Even so, considering the substantial sales figures in April, it shows that prospective shoppers aren’t deterred from eventually purchasing a car of their own. Purchasing expectations are also still on an upward trend, with one survey noting more respondents were expecting to buy a new vehicle within the next 12 months (see below). This does support Kelley Blue Book’s aforementioned findings as well.

However, some signs indicate a gradual slowdown of consumer spending as early as mid-April, with credit card spending data indicating a 4 percent increase year-over-year. Adjusted for inflation, Cox Automotive notes that “spending is now down on a year-over-year basis.” Interestingly, consumer spending trends focused on travel, dining out, and services.

Year-over-year consumer spending percentage change for week ending April 15th, 2023
Sourced from Cox Automotive

On that note, credit card debt has grown to $17.6 billion, “the highest growth rate in a year,” according to Cox Automotive.

The bottom line is that consumers are still in a relatively stable position in terms of finances, but that will eventually shrink as personal savings dwindle, companies cut on costs by retrenching employees and increasing prices, and fewer incentives are put into place to entice potential buyers.

EV Outlook Staying Strong

Sales of both hybrid and electric vehicles have seen modest increases as gas prices continue to fluctuate. EV sales, in particular, saw an impressive 40 percent year-over-year growth bolstered by gas price spikes in March.

Wholesale EV transactions
Sourced from Cox Automotive

Meanwhile, Experian reports the total number of battery electric vehicle (BEV, also known as all-electric cars) registrations in the first quarter of 2023 reached 257,507 – a 63 percent increase compared to the previous year.

Interest in hybrids and EVs is also growing: Kelley Blue Book found that 20 percent of shoppers are looking at new electrified vehicles, whether a BEV, hybrid, or alternative fuel vehicle. This trend has also influenced vehicle segments: for example, pickup truck shoppers may now be actively considering electric trucks and not only ICE ones, fueling that interest and demand for such vehicles.

While Tesla had previously led the charge regarding market share, non-Tesla BEVs now equated 40 percent of the market share this quarter, compared to last year’s 28 percent market share in the same period.
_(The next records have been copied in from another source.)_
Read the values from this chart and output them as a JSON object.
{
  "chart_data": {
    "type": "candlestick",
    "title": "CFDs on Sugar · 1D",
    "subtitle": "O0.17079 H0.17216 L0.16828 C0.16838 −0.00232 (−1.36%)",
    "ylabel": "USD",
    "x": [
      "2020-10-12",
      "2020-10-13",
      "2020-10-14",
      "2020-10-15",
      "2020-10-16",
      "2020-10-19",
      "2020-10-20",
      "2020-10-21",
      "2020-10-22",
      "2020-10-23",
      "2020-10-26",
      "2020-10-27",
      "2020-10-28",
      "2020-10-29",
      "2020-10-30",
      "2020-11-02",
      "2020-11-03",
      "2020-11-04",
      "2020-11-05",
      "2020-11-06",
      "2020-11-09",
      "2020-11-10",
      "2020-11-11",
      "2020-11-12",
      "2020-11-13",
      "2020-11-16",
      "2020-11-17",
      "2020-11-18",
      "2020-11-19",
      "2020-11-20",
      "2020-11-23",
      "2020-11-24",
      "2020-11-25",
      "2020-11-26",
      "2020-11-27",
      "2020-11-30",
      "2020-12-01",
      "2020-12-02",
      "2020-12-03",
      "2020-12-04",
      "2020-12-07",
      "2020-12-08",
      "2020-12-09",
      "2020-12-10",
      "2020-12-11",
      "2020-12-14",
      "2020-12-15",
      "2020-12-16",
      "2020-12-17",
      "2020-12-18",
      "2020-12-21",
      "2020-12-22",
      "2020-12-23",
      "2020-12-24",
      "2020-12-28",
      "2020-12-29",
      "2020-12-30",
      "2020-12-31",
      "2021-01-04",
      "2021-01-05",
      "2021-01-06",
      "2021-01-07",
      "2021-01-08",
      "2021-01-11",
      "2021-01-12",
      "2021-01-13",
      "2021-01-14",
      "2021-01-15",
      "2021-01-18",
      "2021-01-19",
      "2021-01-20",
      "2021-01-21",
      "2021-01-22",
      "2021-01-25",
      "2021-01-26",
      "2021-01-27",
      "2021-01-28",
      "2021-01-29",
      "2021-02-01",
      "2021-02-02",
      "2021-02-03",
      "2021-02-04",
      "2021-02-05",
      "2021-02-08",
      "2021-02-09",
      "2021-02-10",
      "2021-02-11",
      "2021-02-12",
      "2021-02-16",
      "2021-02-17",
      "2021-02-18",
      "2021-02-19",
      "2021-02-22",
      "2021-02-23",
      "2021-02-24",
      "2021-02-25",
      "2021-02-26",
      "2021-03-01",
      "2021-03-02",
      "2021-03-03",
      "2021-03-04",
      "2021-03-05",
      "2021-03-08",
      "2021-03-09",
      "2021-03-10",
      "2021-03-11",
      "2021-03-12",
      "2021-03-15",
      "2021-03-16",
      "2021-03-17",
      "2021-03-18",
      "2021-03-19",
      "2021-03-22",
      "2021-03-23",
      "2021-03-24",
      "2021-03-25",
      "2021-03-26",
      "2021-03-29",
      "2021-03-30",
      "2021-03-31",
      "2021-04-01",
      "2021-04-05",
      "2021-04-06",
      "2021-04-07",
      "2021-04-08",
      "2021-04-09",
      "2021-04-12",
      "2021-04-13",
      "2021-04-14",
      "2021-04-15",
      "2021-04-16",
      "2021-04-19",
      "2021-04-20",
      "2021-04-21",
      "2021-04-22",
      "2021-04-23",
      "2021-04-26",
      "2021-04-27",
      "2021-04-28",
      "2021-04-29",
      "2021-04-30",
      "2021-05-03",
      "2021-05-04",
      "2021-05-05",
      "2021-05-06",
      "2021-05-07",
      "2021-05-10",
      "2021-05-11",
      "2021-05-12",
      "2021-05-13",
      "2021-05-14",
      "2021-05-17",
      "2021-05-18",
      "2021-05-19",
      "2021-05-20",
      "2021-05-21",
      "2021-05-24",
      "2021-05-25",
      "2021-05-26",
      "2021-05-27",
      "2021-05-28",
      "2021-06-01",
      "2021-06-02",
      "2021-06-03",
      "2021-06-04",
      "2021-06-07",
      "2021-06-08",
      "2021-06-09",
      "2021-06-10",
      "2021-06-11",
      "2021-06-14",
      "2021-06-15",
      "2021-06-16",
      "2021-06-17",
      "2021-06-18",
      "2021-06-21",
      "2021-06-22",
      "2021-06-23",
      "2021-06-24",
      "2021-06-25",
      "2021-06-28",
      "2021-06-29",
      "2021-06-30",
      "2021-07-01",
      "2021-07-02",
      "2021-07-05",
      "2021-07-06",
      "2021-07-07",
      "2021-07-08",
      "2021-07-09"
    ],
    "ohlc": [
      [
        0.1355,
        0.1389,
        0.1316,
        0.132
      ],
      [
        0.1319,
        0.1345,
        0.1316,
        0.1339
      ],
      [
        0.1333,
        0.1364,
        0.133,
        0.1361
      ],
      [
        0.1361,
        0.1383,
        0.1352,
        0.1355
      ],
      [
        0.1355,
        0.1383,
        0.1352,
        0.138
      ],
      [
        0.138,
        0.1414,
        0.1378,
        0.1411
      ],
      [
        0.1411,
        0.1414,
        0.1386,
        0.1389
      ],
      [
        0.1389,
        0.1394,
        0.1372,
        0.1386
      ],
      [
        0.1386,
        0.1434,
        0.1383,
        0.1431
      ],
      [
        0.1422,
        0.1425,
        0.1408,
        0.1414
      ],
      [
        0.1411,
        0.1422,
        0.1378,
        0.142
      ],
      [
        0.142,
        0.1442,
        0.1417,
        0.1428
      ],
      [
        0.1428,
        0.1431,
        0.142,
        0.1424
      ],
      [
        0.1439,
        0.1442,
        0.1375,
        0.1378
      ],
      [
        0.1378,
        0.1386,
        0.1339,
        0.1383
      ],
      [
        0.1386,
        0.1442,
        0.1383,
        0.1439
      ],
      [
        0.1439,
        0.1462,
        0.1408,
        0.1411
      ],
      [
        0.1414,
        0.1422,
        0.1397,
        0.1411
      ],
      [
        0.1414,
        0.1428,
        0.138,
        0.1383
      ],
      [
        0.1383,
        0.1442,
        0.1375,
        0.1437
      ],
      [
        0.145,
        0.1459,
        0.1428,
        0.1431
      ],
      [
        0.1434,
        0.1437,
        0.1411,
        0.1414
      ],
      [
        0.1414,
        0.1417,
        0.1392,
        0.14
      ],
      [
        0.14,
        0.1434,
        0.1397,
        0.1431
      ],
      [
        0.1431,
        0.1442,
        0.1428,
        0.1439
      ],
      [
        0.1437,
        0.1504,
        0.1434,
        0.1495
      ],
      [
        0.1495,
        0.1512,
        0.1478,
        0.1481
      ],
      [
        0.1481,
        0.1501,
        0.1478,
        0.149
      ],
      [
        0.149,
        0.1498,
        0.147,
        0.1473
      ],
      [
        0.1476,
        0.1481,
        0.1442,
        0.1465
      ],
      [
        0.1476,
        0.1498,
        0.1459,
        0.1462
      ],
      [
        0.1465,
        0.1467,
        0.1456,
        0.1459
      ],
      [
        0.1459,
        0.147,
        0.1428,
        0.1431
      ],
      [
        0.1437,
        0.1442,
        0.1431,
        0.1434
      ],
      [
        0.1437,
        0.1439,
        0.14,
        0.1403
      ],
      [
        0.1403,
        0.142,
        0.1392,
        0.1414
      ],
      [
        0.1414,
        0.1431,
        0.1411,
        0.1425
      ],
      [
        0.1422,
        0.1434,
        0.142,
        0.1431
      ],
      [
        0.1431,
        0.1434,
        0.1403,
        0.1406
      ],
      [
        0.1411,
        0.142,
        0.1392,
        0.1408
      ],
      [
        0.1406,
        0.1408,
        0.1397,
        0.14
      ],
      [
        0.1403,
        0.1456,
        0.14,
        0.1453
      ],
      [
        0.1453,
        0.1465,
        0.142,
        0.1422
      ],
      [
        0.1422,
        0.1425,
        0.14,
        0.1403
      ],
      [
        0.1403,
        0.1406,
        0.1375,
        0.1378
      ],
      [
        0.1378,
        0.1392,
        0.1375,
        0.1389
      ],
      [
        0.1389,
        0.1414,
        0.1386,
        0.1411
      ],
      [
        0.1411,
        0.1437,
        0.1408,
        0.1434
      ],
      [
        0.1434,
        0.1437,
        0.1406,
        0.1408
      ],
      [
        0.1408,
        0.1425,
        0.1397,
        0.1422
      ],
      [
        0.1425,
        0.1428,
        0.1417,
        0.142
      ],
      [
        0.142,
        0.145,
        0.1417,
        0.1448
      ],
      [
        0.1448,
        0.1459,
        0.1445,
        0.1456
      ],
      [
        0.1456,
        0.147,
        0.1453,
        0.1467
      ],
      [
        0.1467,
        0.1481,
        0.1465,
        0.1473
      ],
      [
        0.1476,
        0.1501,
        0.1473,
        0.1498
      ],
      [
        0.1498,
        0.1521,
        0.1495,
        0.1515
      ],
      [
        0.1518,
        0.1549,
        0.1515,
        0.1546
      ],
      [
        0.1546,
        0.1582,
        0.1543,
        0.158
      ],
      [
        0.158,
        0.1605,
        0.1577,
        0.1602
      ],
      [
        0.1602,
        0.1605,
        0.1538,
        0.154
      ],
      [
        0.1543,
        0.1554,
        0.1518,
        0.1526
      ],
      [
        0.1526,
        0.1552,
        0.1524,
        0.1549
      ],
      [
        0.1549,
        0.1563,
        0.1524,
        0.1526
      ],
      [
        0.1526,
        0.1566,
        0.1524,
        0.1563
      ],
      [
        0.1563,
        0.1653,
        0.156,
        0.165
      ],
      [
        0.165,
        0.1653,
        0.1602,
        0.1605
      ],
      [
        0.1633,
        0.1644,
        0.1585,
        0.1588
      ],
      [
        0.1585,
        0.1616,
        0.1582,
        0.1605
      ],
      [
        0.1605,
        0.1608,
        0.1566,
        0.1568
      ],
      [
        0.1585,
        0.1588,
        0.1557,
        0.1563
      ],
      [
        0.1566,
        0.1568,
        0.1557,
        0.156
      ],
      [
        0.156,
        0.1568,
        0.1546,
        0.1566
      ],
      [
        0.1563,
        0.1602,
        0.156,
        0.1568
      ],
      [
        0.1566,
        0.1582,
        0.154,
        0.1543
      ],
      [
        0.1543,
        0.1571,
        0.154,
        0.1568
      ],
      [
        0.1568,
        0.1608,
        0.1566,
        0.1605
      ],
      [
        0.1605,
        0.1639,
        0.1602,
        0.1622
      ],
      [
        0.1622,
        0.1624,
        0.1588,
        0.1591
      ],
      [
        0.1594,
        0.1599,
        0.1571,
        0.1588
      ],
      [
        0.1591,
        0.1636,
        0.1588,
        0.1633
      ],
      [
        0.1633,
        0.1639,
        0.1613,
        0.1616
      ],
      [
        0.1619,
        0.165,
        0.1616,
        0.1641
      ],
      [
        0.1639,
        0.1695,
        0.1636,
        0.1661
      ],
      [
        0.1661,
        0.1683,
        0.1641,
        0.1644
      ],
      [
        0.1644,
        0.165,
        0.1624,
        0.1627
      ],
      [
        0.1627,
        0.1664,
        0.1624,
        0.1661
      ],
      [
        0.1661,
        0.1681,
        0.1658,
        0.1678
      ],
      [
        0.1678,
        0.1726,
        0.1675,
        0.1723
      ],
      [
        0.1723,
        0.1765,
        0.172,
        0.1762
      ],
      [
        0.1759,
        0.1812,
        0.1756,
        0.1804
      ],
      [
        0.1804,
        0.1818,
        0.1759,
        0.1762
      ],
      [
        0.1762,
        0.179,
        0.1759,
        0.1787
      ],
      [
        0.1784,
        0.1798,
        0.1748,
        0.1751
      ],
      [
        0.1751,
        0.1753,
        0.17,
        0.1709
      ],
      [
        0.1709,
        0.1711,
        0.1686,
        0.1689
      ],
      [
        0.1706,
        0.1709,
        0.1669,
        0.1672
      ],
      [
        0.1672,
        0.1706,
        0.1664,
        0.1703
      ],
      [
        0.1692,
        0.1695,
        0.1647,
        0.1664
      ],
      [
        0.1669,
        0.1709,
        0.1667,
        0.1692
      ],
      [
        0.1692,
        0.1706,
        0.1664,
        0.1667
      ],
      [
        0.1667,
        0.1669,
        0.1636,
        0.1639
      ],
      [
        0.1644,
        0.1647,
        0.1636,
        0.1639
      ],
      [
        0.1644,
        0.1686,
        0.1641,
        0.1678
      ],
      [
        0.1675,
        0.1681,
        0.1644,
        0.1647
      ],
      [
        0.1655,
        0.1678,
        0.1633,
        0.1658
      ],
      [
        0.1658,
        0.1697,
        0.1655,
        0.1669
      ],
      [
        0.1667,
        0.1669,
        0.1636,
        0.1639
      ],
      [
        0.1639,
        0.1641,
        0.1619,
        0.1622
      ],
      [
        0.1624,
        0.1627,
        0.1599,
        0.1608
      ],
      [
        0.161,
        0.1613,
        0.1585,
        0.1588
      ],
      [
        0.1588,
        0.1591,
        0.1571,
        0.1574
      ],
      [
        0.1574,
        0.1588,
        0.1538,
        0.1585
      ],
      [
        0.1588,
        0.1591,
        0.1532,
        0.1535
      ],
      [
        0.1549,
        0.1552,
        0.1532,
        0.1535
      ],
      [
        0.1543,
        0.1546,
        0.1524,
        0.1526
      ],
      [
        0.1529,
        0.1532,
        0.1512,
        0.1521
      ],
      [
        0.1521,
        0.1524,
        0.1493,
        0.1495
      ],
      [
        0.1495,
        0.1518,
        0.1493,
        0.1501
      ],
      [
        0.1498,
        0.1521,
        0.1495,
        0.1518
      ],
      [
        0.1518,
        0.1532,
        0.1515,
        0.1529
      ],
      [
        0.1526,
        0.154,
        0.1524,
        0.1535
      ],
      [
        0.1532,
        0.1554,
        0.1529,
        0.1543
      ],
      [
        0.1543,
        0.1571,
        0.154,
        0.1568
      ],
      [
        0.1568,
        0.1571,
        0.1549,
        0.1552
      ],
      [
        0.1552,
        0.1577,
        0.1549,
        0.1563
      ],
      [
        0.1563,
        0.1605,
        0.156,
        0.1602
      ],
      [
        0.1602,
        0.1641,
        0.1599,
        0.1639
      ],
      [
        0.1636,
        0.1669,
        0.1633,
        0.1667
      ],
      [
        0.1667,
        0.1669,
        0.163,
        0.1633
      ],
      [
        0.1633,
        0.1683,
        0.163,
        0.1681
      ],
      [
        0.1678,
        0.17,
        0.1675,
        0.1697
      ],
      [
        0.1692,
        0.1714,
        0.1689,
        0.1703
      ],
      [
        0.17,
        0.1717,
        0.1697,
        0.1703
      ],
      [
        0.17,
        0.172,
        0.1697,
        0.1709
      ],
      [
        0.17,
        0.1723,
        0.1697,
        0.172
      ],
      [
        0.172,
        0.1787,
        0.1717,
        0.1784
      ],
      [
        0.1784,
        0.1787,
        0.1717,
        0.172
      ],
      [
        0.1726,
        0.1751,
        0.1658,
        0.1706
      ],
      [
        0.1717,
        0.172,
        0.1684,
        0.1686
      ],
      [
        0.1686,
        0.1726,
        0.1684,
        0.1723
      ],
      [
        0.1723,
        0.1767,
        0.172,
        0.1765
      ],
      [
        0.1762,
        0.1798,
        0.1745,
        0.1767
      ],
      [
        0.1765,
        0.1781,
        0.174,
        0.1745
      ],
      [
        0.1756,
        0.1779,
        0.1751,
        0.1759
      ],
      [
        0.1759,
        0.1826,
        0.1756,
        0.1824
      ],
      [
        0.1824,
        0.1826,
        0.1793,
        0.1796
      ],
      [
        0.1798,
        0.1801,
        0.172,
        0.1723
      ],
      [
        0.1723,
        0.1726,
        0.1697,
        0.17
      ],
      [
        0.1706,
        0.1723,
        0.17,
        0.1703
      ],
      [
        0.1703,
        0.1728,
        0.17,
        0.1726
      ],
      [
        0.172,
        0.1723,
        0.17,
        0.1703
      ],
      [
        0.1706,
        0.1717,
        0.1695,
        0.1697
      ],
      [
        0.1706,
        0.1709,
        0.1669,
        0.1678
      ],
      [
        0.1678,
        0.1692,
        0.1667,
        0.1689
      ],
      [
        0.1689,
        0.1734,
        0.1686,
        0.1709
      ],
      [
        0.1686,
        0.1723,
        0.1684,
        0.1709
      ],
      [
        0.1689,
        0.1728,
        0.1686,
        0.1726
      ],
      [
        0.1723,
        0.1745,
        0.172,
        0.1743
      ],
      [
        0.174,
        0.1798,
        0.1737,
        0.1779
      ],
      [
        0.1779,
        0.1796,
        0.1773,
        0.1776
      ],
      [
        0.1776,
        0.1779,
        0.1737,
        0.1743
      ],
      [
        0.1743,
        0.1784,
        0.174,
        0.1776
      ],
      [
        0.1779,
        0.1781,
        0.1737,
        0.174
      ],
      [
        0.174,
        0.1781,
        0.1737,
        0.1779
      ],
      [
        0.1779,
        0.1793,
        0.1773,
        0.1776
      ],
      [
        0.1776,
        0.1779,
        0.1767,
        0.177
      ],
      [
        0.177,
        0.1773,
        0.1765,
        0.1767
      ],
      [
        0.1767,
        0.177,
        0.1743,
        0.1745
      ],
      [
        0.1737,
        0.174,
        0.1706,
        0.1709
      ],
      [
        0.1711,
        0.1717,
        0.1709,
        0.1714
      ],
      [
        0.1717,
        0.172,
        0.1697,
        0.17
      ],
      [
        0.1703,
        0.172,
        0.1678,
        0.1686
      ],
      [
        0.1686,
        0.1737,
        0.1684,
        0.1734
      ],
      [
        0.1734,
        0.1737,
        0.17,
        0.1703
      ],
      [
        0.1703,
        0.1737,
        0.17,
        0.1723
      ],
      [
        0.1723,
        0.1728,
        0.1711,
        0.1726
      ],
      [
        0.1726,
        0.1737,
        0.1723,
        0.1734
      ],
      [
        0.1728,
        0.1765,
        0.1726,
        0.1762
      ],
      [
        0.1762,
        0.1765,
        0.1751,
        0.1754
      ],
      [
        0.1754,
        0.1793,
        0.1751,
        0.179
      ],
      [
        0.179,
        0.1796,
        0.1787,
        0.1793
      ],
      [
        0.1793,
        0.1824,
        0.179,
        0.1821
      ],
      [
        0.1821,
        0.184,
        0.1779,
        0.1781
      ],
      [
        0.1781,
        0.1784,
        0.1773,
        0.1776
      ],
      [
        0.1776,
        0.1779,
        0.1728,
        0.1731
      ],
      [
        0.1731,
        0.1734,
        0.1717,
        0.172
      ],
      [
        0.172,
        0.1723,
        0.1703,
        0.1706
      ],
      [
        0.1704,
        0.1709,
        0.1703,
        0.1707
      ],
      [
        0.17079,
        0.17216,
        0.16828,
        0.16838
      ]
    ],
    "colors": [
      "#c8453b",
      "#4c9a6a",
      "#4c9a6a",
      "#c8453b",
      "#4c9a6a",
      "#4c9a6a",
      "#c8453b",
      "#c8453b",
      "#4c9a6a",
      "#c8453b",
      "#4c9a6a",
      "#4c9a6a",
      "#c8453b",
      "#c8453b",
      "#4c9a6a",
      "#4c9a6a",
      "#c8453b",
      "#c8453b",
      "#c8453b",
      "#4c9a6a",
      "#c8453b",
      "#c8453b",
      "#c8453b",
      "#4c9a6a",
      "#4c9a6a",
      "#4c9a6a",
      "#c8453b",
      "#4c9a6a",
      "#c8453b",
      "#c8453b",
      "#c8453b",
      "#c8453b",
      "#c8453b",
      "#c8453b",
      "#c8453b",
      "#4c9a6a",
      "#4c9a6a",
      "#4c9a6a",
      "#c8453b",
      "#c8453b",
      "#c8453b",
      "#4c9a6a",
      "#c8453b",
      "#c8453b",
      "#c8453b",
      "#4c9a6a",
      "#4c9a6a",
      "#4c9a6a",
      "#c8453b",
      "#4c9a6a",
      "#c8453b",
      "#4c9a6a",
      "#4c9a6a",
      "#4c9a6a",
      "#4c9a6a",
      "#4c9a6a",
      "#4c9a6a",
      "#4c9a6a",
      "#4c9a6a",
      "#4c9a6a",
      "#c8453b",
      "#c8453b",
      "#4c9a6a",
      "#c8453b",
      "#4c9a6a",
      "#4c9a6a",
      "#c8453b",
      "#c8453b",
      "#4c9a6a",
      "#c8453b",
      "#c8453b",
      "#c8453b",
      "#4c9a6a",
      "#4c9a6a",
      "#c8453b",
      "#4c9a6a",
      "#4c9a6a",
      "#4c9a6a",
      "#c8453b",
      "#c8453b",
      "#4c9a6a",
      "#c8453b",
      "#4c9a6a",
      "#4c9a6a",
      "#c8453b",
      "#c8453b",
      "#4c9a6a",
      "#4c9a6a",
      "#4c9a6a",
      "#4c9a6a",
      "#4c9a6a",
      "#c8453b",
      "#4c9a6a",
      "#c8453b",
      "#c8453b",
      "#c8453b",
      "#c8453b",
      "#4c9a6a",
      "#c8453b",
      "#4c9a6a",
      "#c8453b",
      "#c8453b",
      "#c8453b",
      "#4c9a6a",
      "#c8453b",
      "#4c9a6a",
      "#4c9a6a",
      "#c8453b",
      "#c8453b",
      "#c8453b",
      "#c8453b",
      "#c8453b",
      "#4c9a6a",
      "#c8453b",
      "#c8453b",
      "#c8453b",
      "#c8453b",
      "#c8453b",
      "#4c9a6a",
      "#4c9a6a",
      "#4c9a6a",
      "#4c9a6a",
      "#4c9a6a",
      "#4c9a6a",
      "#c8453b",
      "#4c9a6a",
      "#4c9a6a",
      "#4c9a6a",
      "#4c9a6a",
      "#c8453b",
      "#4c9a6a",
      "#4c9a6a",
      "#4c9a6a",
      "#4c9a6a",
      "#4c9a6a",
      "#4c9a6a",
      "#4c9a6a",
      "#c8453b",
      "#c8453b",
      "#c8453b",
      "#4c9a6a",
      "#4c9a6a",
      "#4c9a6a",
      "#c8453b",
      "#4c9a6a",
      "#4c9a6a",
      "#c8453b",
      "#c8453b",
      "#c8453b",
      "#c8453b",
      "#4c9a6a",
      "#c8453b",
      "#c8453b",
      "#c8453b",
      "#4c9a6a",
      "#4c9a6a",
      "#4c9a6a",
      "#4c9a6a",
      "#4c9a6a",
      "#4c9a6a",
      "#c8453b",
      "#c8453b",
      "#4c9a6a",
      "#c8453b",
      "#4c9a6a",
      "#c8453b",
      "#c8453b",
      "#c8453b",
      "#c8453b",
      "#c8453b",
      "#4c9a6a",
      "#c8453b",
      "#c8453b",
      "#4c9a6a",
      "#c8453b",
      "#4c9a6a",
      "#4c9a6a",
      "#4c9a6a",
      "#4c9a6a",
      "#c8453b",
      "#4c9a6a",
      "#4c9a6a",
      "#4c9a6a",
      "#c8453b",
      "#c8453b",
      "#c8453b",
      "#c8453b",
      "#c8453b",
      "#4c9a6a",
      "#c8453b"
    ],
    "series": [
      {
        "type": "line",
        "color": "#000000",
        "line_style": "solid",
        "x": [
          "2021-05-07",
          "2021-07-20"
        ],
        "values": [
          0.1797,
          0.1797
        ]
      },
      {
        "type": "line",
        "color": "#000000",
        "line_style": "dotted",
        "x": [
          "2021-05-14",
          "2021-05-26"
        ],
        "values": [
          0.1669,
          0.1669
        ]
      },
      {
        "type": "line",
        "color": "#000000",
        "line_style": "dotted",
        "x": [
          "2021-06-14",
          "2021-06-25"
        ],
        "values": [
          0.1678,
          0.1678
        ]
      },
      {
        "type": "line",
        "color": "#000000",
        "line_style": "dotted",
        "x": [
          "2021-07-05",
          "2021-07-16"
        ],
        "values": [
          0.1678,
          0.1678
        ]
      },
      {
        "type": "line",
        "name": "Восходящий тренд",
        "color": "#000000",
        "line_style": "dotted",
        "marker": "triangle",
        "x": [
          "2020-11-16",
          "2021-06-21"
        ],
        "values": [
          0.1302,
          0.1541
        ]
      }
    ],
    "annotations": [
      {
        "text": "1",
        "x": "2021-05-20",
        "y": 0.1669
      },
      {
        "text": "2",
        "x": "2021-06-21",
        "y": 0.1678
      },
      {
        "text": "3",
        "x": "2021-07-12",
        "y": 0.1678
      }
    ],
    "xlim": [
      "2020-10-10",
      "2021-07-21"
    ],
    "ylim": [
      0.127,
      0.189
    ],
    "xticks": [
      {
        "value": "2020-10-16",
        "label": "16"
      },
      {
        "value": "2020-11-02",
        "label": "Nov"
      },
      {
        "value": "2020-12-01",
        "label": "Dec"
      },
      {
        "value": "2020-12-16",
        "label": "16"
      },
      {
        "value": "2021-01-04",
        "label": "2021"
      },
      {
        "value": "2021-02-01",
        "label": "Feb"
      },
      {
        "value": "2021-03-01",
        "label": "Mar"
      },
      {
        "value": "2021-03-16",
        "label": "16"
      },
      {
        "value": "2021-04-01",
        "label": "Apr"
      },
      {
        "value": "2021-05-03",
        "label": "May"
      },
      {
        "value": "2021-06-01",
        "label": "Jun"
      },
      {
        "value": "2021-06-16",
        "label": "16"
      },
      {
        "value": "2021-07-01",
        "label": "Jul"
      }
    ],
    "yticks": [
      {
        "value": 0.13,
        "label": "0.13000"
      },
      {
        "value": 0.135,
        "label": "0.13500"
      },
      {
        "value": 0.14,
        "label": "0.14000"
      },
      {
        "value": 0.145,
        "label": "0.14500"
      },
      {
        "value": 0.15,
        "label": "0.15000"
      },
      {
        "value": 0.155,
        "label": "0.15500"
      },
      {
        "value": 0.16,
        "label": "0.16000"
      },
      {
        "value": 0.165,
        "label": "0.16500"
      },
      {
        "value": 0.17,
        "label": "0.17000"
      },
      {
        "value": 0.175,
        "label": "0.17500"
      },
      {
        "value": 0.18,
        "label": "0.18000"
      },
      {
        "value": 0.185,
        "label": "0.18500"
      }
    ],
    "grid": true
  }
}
Consumers are more than happy to consider something other than a Tesla, given the improving diversity of EVs between brands and models.

We still believe that the EV outlook will continue to stay on an upward trend despite talk of an impending recession later in the year. The notable growth in customer interest in electrified vehicles is promising, but a recession could shift customer priorities away from new vehicles to more important things like groceries. Once car prices reach new normals, we anticipate a steady rise in EV sales throughout the year and into 2024.